Ces délais inconnus inquiètent le comité de citoyens formé à la suite de la décision de recommander la fermeture définitive de la piscine. « Nous étions déçus des propos de Mme Déry, mais il semble que ce soit un malentendu. M. Rivest nous a mentionné que l’argent pourrait être disponible ultérieurement, mais il ne peut dire ce sera quand, ultérieurement, et il n’y a aucun engagement ferme de la part de notre gouvernement », dit Julye Letarte, porte-parole du comité de mobilisation, qui ajoute sentir une bonne écoute et une belle complicité avec les intervenants, notamment la MRC et le député.
« Nous travaillons à différents scénarios financiers possibles, et nous rencontrerons le Cégep, porteur du dossier, très bientôt. […] Nous sommes aussi en contact avec le comité citoyen fréquemment. Nous demeurons focalisés sur l’objectif, sauvegarder la piscine », conclut Annie Lavoie de la MRC de Kamouraska.
Des modalités changeantes
Il est pertinent de se questionner à savoir ce qui s’est passé pour que ce dossier, qui suivait le cours d’un long fleuve tranquille depuis 2020, et que tous les fonctionnaires gouvernementaux qualifiaient de prioritaire avec « tous les voyants au vert », passe du jour au lendemain à trop onéreux, irrecevable et nécessitant une participation du milieu.
Si cette condition avait été une obligation, quelqu’un quelque part devait le savoir depuis les débuts. Pourquoi n’en a-t-il pas été fait mention à la direction du Cégep? Jamais l’ancienne directrice générale, Marie-Claude Deschênes, n’a eu vent de cette participation obligatoire financière du milieu pour que les fonds requis soient obtenus.
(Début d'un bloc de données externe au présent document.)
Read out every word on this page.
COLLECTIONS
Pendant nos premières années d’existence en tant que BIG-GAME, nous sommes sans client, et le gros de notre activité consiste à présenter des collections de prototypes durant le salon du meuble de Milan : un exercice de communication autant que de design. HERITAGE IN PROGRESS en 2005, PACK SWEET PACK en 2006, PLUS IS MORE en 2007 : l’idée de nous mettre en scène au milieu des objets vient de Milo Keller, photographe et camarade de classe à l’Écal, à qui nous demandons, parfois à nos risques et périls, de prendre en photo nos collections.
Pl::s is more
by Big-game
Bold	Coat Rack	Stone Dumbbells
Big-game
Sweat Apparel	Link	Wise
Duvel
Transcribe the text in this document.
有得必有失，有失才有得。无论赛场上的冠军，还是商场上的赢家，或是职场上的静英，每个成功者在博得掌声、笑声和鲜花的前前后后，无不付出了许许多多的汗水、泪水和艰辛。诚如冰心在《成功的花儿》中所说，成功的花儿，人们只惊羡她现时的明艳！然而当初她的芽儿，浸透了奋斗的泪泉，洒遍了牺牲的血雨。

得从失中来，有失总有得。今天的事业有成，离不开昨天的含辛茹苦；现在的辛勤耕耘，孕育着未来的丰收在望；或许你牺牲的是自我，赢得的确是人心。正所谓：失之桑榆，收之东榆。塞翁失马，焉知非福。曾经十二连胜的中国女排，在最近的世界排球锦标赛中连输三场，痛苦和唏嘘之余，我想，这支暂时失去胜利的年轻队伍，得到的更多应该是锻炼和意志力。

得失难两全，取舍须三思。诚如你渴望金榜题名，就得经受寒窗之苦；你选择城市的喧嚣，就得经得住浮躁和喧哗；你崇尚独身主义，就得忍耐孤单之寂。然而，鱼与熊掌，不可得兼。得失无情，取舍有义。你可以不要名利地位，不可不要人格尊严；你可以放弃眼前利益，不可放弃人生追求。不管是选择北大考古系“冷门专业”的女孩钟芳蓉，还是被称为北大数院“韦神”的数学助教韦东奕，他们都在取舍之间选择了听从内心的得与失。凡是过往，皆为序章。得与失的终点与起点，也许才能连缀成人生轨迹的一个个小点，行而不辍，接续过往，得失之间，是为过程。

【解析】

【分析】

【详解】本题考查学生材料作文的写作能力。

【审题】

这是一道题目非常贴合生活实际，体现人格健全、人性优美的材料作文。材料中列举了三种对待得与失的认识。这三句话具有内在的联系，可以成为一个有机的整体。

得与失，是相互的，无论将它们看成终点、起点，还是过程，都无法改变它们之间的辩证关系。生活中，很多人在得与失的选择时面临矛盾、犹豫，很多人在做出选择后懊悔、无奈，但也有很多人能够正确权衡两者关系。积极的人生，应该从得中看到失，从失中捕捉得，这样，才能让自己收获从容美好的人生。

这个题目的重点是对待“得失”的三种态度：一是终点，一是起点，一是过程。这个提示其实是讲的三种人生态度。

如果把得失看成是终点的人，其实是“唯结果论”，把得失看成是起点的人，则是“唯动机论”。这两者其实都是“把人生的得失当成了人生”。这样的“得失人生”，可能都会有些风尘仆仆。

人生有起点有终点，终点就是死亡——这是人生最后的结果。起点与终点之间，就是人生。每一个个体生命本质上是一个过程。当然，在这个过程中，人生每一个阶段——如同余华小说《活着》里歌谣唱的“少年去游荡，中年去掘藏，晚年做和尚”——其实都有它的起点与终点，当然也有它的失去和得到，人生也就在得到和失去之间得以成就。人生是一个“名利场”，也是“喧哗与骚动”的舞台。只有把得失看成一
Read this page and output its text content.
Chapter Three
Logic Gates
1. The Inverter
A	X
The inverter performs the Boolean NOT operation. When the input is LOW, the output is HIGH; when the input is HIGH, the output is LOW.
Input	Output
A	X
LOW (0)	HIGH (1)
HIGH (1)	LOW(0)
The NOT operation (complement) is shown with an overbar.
C’est le député Mathieu Rivest qui dit avoir découvert, après le refus de Québec, que des projets similaires qui avaient été acceptés avaient fait l’objet d’une participation financière du milieu.
Encore là, cette constatation du député, même si tous s’y accrochent avec l’énergie, sans trop savoir et en avançant à tâtons avec espoir, ne garantit aucun déblocage du dossier. Dans son rapport, la vérificatrice générale elle-même parlait d’une machine gouvernementale lourde et complexe, ou les projets sont analysés par des personnes différentes qui travaillent en silo, « ce qui donne des incongruités du genre de la piscine du Cégep de La Pocatière », commentait la directrice générale maintenant à la retraite.
La seule condition à l’acceptation du projet, dans le cadre du Programme d’aide financière aux infrastructures récréatives, sportives et de plein air, avait toujours été celle d’avoir un partenaire municipal, condition qui était amplement remplie grâce à l’implication continue de la Ville de La Pocatière qui met annuellement 100 000 $ dans la piscine sous différentes formes.